When you describe your glasses prescription as low or high, people are generally talking about their sphere value. The sphere (SPH) power indicates the level of visual correction required to address nearsightedness (myopia) or farsightedness (hyperopia).
How Sphere Values Work
- They’re measured in diopters
- An SPH value of 0.00 indicates 20/20 vision
- Diopters increase or decrease in increments of 0.25
- A lower SPH value signifies a milder refractive error
For nearsighted individuals, the lowest SPH value possible is -0.25. However, such a minor refractive error typically doesn’t necessitate eyeglasses.
Generally, corrective lenses aren’t needed for those with SPH values under -1.00, unless they struggle to see clearly in specific situations, like reading a board in class or viewing a presentation at work.

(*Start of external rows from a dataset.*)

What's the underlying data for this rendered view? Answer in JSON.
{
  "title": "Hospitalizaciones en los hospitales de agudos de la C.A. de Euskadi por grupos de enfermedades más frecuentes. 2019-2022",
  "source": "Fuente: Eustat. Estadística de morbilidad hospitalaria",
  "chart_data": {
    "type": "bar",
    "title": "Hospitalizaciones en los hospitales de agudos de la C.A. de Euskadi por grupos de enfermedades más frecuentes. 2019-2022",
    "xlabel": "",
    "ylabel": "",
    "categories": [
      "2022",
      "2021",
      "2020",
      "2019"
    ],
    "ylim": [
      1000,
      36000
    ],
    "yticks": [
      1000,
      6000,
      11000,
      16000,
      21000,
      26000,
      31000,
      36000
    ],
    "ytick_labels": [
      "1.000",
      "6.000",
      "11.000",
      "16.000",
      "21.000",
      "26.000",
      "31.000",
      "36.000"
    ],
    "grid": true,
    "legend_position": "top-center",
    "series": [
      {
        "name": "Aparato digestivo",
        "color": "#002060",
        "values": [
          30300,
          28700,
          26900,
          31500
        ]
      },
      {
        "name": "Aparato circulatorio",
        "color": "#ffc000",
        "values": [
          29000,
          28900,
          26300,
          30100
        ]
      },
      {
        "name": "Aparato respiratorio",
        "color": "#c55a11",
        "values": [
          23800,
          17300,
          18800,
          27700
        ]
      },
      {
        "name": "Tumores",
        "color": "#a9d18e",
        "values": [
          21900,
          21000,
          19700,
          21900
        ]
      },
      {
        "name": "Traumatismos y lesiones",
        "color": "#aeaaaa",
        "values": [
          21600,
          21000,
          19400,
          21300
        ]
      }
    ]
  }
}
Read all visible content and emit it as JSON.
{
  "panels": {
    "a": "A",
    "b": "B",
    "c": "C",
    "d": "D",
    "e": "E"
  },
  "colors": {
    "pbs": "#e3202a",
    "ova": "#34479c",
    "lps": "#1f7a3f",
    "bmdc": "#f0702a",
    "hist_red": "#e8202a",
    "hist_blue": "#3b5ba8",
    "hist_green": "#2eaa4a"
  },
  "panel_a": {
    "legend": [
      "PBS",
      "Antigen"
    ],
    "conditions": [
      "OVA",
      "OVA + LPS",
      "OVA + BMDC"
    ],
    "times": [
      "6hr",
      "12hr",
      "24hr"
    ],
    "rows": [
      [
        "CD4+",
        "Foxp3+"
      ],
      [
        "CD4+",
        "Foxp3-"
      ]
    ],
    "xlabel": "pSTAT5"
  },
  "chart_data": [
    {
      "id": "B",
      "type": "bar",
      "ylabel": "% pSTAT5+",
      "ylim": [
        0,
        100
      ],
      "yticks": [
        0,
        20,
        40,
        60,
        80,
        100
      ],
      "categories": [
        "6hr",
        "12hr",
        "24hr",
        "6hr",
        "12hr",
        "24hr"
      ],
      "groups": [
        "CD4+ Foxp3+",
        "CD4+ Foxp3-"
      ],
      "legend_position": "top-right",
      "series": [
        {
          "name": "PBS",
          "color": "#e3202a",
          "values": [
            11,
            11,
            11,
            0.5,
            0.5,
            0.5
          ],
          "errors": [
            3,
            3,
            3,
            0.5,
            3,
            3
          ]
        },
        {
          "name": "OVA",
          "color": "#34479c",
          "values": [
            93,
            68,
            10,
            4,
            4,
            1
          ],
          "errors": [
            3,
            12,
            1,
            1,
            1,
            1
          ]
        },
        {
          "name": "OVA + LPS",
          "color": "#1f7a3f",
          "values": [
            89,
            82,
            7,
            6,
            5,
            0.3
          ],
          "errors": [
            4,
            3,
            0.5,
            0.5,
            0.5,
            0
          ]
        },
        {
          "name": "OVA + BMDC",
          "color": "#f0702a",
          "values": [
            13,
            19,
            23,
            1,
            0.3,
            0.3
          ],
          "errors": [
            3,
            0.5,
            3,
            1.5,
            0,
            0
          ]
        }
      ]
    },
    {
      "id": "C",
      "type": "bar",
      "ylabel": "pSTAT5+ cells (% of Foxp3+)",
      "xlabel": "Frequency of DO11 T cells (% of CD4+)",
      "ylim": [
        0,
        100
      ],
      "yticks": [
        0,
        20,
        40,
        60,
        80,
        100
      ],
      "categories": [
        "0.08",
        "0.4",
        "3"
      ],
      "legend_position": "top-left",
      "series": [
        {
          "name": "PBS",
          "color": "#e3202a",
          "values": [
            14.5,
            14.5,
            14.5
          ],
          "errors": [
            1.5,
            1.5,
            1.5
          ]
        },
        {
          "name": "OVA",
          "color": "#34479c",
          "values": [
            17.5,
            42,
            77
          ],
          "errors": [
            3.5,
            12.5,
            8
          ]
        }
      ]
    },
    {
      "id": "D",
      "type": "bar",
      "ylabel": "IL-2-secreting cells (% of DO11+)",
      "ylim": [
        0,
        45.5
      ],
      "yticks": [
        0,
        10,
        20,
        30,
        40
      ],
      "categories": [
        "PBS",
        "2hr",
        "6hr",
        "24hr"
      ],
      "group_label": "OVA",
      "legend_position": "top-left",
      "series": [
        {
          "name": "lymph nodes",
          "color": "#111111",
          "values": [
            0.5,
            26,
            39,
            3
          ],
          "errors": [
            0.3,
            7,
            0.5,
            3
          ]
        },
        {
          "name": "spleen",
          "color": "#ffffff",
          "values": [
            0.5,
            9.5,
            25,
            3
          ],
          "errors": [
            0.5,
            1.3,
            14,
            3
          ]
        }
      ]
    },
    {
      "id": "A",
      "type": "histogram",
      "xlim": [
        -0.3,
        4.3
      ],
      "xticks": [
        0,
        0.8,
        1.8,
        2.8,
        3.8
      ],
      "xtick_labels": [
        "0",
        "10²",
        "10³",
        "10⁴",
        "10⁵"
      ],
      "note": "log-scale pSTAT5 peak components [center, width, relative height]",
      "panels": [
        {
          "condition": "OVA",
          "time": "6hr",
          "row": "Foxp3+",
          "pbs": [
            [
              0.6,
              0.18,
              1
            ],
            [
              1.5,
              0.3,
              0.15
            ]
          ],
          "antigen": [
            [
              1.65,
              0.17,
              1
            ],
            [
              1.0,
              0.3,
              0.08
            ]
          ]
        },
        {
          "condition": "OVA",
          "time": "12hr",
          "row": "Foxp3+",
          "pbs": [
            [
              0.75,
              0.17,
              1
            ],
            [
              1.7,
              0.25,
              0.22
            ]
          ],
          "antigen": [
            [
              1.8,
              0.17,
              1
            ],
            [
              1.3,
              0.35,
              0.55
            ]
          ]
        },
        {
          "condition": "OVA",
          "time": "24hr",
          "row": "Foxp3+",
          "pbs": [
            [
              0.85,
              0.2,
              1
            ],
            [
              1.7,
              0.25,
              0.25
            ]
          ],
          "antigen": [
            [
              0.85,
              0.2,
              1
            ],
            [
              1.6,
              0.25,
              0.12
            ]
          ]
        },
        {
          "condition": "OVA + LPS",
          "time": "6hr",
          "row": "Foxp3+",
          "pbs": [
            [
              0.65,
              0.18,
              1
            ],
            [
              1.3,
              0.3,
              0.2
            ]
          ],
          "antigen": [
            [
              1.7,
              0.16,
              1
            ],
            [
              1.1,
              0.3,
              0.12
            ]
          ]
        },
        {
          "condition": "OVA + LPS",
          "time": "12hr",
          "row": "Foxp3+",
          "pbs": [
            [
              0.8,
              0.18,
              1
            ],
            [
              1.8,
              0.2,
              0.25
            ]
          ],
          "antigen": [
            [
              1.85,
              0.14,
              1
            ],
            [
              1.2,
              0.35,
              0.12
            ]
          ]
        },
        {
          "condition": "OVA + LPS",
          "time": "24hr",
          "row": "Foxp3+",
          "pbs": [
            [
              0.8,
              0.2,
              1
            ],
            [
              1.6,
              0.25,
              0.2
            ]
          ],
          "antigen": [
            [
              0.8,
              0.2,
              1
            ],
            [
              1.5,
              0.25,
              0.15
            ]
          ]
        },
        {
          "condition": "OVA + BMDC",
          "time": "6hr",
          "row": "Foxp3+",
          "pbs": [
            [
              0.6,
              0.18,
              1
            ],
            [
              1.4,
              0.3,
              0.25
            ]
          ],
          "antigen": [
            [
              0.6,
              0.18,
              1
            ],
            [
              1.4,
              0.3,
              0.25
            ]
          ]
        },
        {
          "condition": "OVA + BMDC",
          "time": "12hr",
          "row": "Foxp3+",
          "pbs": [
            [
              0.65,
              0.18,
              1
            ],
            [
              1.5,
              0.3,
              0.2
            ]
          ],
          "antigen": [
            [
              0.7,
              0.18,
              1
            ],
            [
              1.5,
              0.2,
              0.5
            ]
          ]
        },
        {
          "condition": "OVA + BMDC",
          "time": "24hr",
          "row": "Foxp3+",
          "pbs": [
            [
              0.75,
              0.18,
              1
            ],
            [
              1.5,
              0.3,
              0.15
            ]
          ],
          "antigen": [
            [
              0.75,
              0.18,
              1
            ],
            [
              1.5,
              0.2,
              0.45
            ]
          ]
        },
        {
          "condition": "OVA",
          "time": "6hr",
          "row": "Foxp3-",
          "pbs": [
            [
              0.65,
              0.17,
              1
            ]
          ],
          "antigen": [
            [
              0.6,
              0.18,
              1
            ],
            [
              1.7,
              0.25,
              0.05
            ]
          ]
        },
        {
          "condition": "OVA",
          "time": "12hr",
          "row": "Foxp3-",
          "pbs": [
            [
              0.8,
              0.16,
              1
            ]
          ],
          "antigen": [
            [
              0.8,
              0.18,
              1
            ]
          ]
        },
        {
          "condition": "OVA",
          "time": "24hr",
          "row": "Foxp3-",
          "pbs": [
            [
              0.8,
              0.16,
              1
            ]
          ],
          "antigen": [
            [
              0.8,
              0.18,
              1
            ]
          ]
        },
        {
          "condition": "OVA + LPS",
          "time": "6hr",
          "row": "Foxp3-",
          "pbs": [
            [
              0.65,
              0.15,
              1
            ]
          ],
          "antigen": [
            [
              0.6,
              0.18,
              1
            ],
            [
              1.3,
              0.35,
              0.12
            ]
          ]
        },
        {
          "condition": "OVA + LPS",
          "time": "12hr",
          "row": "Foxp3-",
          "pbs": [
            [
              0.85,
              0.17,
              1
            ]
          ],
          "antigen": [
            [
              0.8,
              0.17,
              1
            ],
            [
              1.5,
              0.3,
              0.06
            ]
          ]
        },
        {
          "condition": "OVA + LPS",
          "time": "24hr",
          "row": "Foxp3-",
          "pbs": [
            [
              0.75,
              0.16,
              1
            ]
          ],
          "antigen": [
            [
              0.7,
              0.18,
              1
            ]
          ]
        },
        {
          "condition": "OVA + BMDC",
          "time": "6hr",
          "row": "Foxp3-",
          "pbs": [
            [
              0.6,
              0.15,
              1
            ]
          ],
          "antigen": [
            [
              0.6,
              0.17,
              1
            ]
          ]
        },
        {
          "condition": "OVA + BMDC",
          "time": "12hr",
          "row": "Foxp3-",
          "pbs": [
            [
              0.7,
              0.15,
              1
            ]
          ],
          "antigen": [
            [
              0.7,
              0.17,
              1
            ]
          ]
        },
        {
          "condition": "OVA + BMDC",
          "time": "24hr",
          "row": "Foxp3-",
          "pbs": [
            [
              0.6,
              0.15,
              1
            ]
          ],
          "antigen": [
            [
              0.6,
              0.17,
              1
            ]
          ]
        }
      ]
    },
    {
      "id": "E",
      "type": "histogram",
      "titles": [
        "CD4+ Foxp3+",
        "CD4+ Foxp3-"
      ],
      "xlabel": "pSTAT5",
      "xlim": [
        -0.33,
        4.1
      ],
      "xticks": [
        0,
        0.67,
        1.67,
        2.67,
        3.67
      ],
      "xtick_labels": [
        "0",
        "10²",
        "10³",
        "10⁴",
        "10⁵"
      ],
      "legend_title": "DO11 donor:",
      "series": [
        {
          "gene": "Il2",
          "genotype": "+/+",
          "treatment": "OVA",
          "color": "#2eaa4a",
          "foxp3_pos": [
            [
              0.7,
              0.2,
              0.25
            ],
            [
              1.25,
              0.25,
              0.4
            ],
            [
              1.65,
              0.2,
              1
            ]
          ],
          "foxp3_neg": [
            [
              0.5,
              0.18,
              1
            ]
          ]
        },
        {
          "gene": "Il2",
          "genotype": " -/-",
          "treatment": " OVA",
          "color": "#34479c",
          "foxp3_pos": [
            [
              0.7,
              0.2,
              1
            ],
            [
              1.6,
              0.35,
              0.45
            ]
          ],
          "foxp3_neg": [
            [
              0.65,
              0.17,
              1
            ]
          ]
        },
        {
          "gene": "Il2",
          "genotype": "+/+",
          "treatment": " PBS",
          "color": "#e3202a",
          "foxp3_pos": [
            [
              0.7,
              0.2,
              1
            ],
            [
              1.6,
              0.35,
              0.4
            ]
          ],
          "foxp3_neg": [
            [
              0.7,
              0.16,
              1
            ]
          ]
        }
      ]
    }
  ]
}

According to All About Vision, you have a low prescription strength if your SPH value falls within the following ranges:
- Nearsightedness: between -0.25 and -2.00 diopters
- Farsightedness: between +0.25 and +2.00 diopters
If I Have a Low Sphere Value, Does That Mean My Vision Is Pretty Good?
It’s easy to assume that having a low sphere value means that your vision is in good shape. However, this isn’t always the case.
Other vision problems like astigmatism or presbyopia can still impact your overall vision quality.
Even with a low sphere value, symptoms like eye strain, headaches, or night vision difficulties can occur and interfere with everyday tasks.
Determining Your Sphere Value
During a comprehensive eye exam, an eye doctor uses a phoropter to measure the exact level of nearsightedness or farsightedness you have.
The process involves reading an eye chart and testing a series of lenses to find the clearest vision.
If you have nearsightedness (difficulty seeing objects in the distance clearly), your sphere value will be a negative number.
If you have farsightedness (difficulty seeing objects up close clearly), your sphere value will be a positive number.
Remember to have regular eye exams to keep your prescription up-to-date, as vision changes can happen gradually. Ensuring that your prescription is accurate will help you see clearly and comfortably.